Henry is due to marry her in February 1884, just four months away. His discovery has profoundly affected his feelings for her. He sees her as tainted, diseased. He knows a great deal about haemophilia, perhaps more than any other living doctor. He knows what marriage to this woman would mean: any son they might have could be afflicted, any daughter a carrier. Marrying her would be a disaster he can’t contemplate.

I’m at Baker Street but I can’t get onto a train. Jubilee Line trains aren’t stopping here because something’s gone wrong with the escalators. I get a 189 bus instead. It’ll take me closer to home than the tube would have. I don’t at all like what I’m thinking about my great-grandfather, it’s not something which distance and more than a hundred years can wipe away.
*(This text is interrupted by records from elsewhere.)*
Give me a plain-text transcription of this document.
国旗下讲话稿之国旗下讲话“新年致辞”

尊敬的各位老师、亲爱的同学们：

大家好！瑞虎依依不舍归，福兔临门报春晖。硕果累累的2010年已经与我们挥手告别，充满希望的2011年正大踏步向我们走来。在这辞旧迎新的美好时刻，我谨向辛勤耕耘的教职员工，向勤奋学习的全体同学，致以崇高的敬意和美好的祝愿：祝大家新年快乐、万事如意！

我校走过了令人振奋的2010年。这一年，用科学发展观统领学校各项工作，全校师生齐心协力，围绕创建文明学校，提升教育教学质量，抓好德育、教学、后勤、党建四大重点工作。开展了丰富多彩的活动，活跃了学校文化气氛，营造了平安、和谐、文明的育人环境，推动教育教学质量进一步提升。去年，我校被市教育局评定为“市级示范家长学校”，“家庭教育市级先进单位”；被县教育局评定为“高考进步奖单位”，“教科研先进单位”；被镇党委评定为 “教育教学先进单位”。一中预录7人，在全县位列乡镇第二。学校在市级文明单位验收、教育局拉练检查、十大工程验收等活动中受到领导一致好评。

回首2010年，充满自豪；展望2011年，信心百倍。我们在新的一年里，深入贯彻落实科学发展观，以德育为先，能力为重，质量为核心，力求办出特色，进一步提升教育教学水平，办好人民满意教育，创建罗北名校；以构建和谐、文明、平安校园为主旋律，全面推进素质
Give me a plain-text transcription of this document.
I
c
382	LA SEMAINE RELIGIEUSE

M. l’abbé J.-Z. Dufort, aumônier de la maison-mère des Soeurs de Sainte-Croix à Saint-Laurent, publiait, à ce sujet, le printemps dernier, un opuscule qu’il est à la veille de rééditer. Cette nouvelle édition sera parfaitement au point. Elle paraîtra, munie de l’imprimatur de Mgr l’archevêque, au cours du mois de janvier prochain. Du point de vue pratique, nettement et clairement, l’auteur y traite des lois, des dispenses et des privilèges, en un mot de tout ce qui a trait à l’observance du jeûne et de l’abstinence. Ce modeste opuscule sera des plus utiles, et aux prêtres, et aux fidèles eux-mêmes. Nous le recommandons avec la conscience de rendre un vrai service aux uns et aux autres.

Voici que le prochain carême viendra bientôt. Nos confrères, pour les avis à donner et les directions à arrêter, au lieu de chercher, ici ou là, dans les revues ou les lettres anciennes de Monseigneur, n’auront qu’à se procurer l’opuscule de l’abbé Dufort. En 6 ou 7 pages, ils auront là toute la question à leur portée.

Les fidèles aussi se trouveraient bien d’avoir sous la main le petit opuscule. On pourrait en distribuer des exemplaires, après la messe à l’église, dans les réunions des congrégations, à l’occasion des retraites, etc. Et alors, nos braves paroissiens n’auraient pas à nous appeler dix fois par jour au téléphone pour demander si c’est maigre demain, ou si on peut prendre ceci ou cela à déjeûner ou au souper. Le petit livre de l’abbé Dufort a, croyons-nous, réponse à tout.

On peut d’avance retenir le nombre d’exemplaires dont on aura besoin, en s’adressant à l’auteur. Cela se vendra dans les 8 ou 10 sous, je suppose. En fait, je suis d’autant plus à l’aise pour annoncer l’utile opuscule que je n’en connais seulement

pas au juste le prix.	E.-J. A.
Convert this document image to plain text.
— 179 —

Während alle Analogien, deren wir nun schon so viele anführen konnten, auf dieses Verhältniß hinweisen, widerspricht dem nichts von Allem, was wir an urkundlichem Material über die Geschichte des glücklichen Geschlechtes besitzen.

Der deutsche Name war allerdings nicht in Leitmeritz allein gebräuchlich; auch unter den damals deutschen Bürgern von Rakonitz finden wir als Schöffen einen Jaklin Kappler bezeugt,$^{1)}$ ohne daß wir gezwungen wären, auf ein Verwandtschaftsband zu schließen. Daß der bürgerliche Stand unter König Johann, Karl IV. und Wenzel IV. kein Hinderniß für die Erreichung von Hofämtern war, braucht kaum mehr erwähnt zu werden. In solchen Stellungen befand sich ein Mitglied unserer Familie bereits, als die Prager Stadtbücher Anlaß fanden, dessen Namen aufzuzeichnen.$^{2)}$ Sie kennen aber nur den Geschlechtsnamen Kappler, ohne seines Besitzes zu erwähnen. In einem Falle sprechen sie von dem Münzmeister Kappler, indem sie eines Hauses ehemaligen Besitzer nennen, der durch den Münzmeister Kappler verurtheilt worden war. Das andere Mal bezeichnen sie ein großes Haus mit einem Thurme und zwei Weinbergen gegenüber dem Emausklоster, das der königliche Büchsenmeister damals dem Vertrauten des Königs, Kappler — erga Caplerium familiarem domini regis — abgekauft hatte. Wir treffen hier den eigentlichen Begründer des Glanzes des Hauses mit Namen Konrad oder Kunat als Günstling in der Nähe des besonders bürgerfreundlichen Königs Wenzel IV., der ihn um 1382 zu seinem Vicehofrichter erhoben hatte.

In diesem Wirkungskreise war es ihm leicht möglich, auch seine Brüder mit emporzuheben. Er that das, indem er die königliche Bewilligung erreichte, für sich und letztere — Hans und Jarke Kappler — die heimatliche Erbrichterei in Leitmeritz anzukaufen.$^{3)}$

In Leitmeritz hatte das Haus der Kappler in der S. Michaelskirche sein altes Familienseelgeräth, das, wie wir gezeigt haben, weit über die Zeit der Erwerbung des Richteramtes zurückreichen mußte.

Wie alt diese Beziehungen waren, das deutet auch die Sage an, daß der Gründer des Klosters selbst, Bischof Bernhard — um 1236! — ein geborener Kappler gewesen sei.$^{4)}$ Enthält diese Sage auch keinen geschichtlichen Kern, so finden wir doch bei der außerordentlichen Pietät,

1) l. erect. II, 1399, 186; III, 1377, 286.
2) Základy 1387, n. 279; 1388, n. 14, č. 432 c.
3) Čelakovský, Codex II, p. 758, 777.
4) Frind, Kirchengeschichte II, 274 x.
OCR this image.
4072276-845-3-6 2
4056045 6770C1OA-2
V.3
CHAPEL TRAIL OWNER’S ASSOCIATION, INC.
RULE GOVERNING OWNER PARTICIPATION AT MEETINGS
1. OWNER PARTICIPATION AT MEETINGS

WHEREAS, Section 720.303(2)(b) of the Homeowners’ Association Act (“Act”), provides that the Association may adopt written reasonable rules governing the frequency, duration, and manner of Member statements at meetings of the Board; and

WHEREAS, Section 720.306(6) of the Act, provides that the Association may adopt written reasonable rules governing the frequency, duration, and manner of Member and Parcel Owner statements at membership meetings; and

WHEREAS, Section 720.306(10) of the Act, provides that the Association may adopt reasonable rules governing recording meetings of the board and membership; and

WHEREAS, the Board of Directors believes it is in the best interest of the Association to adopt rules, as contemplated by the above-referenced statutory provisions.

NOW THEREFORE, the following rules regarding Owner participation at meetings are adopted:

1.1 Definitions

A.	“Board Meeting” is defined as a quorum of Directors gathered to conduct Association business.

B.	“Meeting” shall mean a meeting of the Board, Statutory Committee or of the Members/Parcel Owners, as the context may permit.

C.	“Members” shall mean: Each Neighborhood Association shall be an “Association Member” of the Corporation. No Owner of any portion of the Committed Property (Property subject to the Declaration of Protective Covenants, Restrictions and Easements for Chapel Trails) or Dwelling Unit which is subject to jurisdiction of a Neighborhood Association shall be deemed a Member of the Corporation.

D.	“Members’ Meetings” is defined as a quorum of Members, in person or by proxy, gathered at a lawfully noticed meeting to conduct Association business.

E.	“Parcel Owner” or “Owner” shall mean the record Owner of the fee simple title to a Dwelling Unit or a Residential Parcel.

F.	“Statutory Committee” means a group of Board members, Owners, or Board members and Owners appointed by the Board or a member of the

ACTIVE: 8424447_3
If Henry could arrange a street mugging in order to meet a girl, might he also arrange a murder to avoid marrying her? The crimes aren’t really on a par. Samuel Henderson wasn’t really harmed while Eleanor was brutally strangled. And why go to such terrible lengths? He could have just left her. Jilted her. But things were different then. An action for breach of promise was a very real possibility for a jilted girl and her family. An angry father could insert a notice in a newspaper, naming Sir Henry Nanther as a trifler with women’s affections, someone to avoid, a man from whom to protect one’s daughters. Olivia Batho’s father is said to have contemplated such a step. Did Henry know of it? And here one must remember Samuel Henderson was a solicitor and would be familiar with such things. Henry, the royal doctor, was a man of considerable repute, and his livelihood depended on that reputation being sustained. Queen Victoria had been so rigid in her morality when she was young that she and the Prince Consort refused to receive a woman whose marriage was the result of an elopement. She would never have countenanced the behaviour of one of her physicians publicly announcing his engagement to a respectable and virtuous young woman with her parents’ full consent, and then deserting her.